Vortrag & Diskussion - Samstag 29.5. 19:30

Geschlechterfantasien
Von der Psychoanalyse des soldatischen Mannes zur Psychoanalyse des Geschlechterverhältnis

Die Entstehung von Faschismus und Nationalsozialismus aus der bürgerlich-kapitalistischen
Gesellschaft begreifbar zu machen, Bedeutung und Funktionsweise von Antisemitismus, Sexismus,
Nationalismus und Rassismus zu erklären, ist noch das Ziel eines jeden Versuchs, „Marxismus“ und
„Freudianismus“ produktiv zu verknüpfen.

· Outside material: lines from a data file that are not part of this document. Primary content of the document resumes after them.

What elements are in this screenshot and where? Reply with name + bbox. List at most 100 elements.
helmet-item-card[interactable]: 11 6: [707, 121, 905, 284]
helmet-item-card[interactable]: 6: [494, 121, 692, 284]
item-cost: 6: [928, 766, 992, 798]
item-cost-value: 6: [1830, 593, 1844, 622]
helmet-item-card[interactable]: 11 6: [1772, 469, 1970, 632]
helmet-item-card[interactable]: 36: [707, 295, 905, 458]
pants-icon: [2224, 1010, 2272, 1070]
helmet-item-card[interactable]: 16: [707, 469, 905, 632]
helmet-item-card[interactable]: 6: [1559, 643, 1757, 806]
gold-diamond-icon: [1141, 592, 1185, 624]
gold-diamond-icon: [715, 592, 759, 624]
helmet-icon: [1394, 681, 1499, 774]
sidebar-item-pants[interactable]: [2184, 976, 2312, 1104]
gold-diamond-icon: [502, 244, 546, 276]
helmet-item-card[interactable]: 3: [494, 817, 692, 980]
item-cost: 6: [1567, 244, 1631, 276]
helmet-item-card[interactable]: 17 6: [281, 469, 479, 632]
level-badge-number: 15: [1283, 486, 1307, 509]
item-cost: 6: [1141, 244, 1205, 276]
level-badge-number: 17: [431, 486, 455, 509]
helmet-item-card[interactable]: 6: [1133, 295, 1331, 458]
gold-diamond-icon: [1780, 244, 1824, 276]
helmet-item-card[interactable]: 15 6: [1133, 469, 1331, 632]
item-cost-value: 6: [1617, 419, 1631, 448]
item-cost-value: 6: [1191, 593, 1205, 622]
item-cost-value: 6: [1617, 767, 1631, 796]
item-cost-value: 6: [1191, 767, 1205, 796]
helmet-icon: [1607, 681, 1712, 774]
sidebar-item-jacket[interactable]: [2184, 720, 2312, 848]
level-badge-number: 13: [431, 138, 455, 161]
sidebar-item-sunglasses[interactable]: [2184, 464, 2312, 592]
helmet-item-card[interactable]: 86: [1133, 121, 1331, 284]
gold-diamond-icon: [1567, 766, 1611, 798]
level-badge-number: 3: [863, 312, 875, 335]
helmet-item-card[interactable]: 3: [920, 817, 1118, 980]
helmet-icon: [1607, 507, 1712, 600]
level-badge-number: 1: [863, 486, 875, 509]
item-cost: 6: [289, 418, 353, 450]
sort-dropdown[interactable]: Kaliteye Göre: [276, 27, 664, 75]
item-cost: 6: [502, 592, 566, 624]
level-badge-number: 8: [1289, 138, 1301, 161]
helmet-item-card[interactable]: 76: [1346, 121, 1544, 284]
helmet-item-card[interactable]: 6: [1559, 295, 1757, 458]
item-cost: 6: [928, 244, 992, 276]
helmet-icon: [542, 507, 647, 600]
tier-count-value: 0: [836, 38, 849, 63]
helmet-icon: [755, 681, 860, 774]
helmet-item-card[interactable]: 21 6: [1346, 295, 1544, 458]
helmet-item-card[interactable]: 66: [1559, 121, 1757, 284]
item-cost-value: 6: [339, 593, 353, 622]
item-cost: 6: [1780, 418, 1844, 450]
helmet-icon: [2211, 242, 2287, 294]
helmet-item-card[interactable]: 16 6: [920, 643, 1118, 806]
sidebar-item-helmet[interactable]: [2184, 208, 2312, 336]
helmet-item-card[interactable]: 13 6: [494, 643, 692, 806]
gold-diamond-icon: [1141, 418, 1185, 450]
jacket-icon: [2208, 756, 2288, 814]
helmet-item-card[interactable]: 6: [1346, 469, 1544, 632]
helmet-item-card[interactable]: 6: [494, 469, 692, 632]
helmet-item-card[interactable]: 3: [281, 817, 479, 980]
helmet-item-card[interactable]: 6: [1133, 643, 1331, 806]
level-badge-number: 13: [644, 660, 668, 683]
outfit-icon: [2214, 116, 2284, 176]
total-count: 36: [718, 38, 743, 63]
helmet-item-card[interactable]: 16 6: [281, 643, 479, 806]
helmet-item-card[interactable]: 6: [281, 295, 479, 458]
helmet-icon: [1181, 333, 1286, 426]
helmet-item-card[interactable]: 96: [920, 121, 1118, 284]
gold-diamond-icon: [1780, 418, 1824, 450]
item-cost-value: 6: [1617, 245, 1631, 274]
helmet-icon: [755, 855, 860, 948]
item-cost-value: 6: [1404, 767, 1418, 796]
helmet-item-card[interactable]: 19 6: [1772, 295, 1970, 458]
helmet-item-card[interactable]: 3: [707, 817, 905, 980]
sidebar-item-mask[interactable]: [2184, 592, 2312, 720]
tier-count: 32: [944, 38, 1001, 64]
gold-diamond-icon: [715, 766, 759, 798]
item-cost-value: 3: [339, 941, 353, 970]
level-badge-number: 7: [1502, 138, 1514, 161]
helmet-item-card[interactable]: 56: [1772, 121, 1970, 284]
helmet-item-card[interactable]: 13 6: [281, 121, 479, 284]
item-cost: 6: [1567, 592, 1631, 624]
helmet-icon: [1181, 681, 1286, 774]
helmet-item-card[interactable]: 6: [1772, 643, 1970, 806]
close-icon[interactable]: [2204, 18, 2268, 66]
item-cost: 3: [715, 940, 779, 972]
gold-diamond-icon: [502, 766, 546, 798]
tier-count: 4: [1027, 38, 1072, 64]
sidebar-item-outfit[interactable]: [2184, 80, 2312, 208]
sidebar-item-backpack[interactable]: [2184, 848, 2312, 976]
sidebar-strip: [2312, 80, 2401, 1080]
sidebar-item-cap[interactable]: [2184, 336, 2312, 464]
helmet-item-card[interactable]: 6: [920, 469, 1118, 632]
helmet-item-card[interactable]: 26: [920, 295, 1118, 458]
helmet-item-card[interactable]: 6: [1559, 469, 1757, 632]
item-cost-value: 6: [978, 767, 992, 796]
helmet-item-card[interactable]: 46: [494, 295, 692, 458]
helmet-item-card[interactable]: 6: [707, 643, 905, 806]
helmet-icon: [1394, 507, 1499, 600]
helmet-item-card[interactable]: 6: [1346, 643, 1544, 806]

Reichs Sexpol-Konzept, die Kritische Theorie der
Frankfurter Schule, die in Wechselseitigkeit entwickelten Subjektionskonzepte von Althusser und
Lacan, wie auch der radikale Versuch von Deleuze/Guattari, Freuds Entdeckung des Unbewussten
zu de-ödipalisieren und die Funktionsweise des Unbewussten mit Marxens Begriff der
gesellschaftlichen Produktion in eins zu setzen, eint trotz aller Beschäftigung mit der Sexualität,
eine merkwürdige Blindheit gegenüber den Kategorien Nation und Geschlecht.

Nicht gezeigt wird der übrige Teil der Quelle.